The sum to infinity is the sum of all terms of an infinite geometric sequence. It's a powerful concept because it allows us to find a finite value for a seemingly infinite addition. For a geometric series to converge (sum to a finite value), the absolute value of the common ratio must be less than 1.

• The sum to infinity of a geometric series is calculated using the formula: \[S_{\infty} = \frac{a_1}{1 - r}\]
• Here, \(a_1\) is the first term and \(r\) is the common ratio.

In the original solution, the sum to infinity of the geometric series was calculated as 2, showing how you can obtain a finite sum from an infinite series. These kinds of sums are particularly useful in calculus and series analysis, where understanding behavior at infinity is essential.

Infinite Series

An infinite series is the sum of the terms of an infinite sequence. In this context, the exercise involves an arithmetic-geometric series, where each term is a product of the corresponding terms of an arithmetic sequence and a geometric sequence.

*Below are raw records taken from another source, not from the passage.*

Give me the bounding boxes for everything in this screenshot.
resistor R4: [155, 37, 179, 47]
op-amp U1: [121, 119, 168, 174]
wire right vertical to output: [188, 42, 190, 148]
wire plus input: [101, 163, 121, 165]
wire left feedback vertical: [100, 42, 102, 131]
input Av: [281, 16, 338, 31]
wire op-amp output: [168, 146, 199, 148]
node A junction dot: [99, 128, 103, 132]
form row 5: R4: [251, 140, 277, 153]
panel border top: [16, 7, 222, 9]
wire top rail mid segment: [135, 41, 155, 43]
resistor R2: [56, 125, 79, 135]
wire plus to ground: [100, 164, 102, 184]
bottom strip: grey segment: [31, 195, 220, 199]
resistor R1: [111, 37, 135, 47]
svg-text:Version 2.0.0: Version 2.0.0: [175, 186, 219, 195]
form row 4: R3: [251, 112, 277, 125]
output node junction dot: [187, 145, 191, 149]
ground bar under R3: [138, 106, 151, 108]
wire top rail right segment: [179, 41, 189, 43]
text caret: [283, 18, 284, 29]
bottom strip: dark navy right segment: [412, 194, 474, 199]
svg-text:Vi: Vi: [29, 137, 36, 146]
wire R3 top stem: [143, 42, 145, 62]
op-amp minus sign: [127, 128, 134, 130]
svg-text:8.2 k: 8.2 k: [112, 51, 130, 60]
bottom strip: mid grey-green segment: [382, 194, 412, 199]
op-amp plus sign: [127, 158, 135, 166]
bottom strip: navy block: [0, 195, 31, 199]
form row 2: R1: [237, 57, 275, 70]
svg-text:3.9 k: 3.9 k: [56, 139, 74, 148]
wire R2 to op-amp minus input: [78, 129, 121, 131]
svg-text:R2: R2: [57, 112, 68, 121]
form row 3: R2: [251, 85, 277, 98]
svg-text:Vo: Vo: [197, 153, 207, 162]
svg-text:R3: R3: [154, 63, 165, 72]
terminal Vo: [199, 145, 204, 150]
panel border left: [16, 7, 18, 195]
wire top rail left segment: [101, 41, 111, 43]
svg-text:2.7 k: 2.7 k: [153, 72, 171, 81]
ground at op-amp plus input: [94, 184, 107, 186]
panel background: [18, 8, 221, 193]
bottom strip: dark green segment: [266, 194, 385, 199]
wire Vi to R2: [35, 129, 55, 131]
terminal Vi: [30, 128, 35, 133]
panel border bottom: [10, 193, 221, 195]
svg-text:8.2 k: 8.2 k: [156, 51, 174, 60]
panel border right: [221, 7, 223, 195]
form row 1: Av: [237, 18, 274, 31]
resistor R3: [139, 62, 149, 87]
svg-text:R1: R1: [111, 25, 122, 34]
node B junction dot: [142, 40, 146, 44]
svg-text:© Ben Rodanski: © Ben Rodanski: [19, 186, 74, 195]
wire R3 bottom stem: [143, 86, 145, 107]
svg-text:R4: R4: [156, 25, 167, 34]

• The series in question can be expressed as: \[S = \sum_{n=1}^{\infty} (2n-1) \times \frac{1}{2^{n}}\]
• Handling infinite series often requires advanced techniques like differentiation and integration, along with standard formulas.

In evaluation and solutions, infinite series often appear, requiring manipulation such as differentiating and then substituting particular values, as shown in the problem's differentiation step. It opens up possibilities for calculating long-term behavior in various fields, such as physics and finance.